Our friend and guest blogger Stacie Connerty of The Divine Miss Mommy shares her Southern Sweet Tea recipe, and a few twists on the classic as well.


Sweet Tea has been called the wine of the south and for those of us who live in the south, we wholeheartedly agree. Making Sweet Tea is a rite of passage in many families. ​

​When I first moved to Georgia, I had a professional job in a credit union where I was a loan officer. However, my first duty of the day, seeing as this was an office run by southern women, was to make the sweet tea. Every single day. (Note: someone else made biscuits, another person brought in plum and apple jelly, someone else made pasta salad, etc. We were well fed and never thirsty in this office)

I didn’t​ start off making the tea because I had to build up trust in these women. They needed to know that I could do it right; just the way their mamas had taught them and this took over a month in their opinion. Sweet tea doesn’t get any more southern than this recipe.

southern sweet tea



  • Luzianne or Lipton tea bags – For just a simple sweet tea, I use Lipton or Luzianne supermarket black tea in personal or cup size bags.
  • Sugar
  • Baking soda (optional)
  • Garnishes (optional) : Lemons, Watermelon, Mint Sprigs, Raspberries, Oranges


1. Bring one quart (4 cups) of water in a stock pot to almost a full boil​. ​Add​ ​6-7 tea bags (depending on how strong you want your tea – I use​ ​7) and boil for 3 minutes.

​NOTE: Make certain that you have a lid that fits properly and if don’t, use a plate.

​STRENGTH OF TEA: ​For a strong tea, use 7 bags and for a mild tea, use 5. You should definitely experiment to see what you like best.

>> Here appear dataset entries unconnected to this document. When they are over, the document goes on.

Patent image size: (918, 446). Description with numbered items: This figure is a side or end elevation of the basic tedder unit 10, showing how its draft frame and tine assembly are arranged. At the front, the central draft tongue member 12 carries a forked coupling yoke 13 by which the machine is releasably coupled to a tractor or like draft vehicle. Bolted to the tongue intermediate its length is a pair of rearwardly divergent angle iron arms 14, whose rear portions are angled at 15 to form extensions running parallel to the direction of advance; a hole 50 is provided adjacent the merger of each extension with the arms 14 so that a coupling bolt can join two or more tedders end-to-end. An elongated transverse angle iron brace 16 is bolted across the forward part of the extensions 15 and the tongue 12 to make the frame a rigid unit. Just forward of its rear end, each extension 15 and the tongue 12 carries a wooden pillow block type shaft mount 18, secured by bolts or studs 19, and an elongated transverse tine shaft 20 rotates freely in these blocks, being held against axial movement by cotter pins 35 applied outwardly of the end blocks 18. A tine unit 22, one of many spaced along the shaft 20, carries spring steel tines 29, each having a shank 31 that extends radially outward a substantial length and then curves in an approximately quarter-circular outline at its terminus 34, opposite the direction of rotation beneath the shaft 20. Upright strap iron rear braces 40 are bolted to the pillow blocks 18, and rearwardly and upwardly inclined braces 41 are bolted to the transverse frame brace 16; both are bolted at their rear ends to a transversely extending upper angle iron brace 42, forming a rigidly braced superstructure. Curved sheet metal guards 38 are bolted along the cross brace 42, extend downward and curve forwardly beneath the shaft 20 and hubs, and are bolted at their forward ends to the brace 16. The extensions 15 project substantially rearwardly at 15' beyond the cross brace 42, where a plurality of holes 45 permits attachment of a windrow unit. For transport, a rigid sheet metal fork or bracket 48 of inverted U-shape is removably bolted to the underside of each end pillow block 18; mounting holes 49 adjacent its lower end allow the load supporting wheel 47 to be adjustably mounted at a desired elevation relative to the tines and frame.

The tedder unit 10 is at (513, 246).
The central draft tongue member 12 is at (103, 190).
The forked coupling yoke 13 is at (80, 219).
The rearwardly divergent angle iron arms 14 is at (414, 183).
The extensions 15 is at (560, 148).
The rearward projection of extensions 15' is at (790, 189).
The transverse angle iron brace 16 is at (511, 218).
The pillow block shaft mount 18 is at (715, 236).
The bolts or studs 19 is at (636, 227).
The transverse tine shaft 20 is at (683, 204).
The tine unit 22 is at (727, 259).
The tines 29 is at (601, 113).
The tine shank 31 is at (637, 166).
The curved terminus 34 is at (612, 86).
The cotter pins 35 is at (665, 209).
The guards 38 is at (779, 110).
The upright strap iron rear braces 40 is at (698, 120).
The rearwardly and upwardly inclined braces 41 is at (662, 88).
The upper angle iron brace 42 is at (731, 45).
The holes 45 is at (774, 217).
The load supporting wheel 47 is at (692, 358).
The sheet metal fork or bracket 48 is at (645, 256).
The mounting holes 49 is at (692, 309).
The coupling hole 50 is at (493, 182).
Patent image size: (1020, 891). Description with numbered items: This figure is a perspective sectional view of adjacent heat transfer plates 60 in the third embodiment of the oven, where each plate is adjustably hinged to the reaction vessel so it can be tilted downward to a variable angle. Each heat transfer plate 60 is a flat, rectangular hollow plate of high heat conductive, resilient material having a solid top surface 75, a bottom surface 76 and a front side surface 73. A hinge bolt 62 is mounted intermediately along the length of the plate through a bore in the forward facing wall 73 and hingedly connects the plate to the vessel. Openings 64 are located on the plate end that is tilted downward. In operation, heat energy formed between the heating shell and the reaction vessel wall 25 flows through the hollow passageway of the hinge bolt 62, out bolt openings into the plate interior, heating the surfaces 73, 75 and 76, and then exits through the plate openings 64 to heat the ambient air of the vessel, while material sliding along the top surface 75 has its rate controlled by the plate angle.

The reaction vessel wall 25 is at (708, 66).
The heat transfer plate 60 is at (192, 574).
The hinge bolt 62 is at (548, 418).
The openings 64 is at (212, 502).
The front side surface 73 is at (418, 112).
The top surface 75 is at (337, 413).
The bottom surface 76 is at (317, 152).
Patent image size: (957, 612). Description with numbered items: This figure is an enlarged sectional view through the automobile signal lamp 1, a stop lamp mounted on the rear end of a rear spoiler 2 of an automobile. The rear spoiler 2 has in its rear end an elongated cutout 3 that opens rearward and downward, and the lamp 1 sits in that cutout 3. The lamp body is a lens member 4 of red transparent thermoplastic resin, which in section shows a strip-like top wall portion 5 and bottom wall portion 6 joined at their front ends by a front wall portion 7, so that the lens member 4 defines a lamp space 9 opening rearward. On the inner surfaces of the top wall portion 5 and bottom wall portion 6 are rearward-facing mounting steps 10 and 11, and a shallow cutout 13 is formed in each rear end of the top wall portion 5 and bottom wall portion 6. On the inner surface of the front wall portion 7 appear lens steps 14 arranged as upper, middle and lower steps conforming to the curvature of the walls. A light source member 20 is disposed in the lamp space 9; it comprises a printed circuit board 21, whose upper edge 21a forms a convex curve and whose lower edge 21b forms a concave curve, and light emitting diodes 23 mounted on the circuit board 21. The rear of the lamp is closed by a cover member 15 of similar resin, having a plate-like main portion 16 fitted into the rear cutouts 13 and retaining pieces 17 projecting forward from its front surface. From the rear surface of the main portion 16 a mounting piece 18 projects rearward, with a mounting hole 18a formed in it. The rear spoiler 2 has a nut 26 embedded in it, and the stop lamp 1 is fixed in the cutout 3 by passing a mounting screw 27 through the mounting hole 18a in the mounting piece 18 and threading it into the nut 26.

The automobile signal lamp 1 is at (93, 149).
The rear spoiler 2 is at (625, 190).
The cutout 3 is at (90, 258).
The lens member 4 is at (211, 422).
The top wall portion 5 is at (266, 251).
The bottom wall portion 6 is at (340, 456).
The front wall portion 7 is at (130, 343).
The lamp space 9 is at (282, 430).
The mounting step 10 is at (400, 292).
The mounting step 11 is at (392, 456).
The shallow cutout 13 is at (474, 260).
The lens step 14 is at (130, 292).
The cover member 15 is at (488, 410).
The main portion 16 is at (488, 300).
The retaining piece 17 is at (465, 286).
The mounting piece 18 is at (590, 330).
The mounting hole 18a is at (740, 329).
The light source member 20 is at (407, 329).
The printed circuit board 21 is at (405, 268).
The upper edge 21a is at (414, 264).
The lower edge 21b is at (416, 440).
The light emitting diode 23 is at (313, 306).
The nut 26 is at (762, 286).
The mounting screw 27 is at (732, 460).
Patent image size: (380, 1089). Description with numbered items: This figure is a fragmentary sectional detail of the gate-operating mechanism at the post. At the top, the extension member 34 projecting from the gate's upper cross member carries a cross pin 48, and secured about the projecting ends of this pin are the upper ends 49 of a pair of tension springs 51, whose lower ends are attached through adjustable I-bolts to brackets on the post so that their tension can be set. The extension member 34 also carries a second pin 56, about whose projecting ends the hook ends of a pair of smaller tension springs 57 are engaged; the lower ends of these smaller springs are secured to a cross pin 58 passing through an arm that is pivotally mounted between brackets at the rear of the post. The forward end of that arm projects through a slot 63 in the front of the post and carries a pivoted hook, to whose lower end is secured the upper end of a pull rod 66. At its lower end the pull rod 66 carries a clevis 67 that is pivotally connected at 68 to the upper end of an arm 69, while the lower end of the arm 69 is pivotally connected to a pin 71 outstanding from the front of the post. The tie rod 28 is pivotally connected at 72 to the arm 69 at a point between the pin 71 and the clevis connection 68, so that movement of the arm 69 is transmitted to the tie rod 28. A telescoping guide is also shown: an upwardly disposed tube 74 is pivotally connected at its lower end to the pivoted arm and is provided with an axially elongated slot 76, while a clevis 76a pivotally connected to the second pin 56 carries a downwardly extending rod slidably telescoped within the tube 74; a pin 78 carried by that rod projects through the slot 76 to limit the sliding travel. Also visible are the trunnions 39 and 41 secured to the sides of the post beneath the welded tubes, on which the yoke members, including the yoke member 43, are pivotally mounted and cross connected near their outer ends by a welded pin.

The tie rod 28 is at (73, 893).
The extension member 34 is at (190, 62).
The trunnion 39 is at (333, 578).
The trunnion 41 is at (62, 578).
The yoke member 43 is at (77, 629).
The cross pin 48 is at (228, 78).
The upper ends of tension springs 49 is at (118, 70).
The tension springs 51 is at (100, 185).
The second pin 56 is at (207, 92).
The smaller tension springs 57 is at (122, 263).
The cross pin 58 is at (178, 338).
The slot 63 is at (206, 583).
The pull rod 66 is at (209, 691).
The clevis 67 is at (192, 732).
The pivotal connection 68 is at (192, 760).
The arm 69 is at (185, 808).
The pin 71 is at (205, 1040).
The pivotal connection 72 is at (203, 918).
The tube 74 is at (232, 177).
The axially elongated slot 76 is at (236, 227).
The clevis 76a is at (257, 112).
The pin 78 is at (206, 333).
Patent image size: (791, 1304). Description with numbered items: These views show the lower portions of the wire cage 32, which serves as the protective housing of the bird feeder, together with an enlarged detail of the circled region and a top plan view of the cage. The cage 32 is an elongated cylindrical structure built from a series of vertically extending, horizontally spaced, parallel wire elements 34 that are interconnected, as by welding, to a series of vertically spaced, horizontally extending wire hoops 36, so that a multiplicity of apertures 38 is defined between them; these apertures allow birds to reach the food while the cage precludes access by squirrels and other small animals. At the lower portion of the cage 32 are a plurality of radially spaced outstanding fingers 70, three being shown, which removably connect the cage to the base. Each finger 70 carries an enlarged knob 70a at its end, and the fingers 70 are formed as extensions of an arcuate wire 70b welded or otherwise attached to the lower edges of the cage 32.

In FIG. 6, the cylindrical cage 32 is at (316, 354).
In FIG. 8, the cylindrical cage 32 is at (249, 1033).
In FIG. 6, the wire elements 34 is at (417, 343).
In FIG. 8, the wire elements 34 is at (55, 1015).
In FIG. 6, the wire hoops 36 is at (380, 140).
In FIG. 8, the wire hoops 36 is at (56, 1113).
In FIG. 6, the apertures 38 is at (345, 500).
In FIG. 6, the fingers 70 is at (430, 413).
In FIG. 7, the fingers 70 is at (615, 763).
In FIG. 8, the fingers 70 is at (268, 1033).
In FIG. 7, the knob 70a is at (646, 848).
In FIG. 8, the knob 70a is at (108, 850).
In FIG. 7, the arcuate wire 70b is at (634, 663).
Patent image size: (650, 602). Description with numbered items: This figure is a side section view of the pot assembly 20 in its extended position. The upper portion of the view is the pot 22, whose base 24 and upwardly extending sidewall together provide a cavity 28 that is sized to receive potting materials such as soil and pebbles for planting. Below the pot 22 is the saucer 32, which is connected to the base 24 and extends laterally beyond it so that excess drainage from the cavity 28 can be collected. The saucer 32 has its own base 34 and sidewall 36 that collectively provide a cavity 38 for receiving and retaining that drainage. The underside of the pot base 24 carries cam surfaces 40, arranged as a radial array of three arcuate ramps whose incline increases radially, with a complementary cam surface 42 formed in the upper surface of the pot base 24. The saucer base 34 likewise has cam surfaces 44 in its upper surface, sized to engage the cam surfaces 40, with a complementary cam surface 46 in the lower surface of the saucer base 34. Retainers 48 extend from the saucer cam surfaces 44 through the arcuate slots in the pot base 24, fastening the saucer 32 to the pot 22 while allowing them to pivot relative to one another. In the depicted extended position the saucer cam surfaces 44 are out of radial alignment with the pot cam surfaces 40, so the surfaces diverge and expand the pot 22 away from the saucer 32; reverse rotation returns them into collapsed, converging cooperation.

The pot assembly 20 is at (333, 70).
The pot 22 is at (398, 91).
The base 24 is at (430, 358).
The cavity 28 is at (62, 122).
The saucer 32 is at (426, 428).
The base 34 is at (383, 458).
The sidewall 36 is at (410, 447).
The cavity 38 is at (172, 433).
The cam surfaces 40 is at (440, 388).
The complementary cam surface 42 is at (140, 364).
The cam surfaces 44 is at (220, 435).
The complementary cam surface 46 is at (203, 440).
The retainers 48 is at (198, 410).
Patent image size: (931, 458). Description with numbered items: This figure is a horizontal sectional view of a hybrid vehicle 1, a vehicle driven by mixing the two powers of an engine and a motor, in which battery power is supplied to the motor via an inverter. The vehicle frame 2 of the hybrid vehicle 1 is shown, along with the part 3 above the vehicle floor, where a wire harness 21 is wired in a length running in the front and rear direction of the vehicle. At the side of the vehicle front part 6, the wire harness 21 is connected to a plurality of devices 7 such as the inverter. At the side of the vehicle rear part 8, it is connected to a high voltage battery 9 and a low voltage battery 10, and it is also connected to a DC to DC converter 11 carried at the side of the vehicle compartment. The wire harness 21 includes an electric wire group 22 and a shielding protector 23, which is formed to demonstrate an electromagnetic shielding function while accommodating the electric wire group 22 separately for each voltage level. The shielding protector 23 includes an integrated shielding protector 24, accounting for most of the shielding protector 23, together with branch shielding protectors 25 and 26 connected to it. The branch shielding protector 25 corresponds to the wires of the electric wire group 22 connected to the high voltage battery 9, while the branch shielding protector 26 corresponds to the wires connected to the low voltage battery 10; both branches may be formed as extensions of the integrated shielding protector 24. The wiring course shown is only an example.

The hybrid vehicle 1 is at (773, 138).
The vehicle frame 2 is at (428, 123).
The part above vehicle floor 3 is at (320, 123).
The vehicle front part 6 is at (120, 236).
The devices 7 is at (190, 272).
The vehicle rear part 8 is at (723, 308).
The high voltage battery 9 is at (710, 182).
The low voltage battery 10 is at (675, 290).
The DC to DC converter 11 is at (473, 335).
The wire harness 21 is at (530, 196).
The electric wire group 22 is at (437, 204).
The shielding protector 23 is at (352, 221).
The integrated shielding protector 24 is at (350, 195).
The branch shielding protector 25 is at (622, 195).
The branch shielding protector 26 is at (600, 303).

2. Remove from heat and let tea bags steep in the water for about 12-14 minutes.​ ​During the steeping period, make certain to not lift the lid.​

3. When finished steeping, lift the lid and remove all tea bags. Then ​a​dd 1 1/3 cups of sugar​, stirring with a wooden spoon​ ​to dissolve sugar fully. ​

4. Pour into pitcher then add 3 cups of cold water and serve immediately over ice (with lemon if preferred).

5. Refrigerate any leftover tea for up to three days. ​

Delicious Sweet Tea Variations (pictured here as well):

Watermelon & Mint Sweet Tea

Watermelon & Mint Sweet Tea

Muddle one small watermelon and 4-6 stalks of mint leaves – strain and pour into bottom of your pitcher before adding tea. Garnish with a stalk of mint leaves and watermelon wedge.

Orange Raspberry Sweet Tea

Orange Raspberry Sweet Tea​

​Add 6 drops of ​Raspberry Bakery Emulsion (I use this so the color doesn’t change)​ and the zest of one large orange to your tea pitcher before adding tea. Garnish with an orange peel twist and fresh raspberries. This makes pretty, layered drink.

Bitter tea? Bitter tea is usually a result of burning the tea leaves and overcooking the tea. Consider starting over. Add a pinch of baking soda to combat bitterness in the future.

​Tea too sweet? Boil another cup or two of tea and add in in there. ​


  • The oldest known recipe for sweet iced tea was published in 1879 in a community cookbook called Housekeeping in Old Virginia by Marion Cabell Tyree in Texas.
  • The US is the only country where iced tea is more popular than hot tea.
  • Bagged tea was invented in the US in 1904.
  • Brewed tea is high in antioxidants, which helps with heart health and to boost the body’s defense against diseases.